Die Bundesregierung heftet sich eine öko-soziale Steuer-Reform an ihre Fahnen. Alleine die Ausgestaltung dieser Reform nimmt seltsame Wege. Nach der bereits beschlossenen Senkung der Körperschaftssteuer (Ertragssteuer für juristische Personen- und Kapital-Gesellschaften) kommt aus den Reihen des türkisen Regierungspartners die Forderung nach Streichung der KESt (27,5 Prozent auf Wertpapiererträge, Kursgewinne aus Kapitalvermögen etc.).

Dies ist so ziemlich genau das Gegenteil dessen, was stets versprochen wurde: Entlastung des Faktors Arbeit, bei ausgleichender Belastung des Faktors Kapital.
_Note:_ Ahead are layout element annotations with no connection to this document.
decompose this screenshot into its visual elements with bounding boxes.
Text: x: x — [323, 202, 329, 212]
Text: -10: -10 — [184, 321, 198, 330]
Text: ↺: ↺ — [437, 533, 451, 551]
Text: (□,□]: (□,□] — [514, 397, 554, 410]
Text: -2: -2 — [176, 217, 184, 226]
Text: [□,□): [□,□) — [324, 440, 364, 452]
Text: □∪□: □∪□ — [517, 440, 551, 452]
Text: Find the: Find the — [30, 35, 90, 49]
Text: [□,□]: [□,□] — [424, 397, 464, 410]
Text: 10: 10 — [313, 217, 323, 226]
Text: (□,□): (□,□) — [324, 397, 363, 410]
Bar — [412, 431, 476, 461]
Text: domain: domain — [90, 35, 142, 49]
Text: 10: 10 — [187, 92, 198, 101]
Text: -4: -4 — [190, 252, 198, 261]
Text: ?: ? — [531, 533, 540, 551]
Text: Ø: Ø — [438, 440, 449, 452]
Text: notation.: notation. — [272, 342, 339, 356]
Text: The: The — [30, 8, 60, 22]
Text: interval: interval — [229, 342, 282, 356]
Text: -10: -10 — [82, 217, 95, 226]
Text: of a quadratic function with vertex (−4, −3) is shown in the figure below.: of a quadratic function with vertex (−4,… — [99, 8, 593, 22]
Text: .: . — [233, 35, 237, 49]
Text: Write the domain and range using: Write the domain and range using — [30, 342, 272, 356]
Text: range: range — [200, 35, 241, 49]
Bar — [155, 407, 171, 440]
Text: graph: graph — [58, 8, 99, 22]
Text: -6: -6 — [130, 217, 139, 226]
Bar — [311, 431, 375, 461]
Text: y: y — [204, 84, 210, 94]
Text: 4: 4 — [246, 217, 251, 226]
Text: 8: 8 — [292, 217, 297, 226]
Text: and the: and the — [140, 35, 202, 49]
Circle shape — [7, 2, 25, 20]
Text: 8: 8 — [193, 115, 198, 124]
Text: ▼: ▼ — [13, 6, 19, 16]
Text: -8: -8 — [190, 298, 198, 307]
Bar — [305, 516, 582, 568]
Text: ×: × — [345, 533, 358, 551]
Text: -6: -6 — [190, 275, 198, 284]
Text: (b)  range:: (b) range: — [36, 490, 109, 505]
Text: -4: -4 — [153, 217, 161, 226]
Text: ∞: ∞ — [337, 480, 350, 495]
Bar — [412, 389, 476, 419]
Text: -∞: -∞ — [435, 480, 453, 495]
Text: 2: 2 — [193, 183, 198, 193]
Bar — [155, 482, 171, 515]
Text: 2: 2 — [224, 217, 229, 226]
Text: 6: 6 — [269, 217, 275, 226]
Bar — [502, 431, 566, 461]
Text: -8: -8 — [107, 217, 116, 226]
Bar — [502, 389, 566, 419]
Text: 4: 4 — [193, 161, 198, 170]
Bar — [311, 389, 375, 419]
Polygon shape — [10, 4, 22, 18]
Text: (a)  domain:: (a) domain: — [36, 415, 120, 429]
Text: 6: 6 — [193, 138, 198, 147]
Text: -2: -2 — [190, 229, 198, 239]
Offenbar setzt sich hier die Finanz-Industrie mit ihren Forderungen an die Regierung durch.

Um Kleinanleger zu schonen, könnte man doch entsprechende Freibetrags-Grenzen andenken. Im Übrigen erscheint es insbesondere in dieser so schwierigen budgetären Situation doch sehr fahrlässig, auf die Besteuerung von Kapitalerträgen im großen Stil zu verzichten.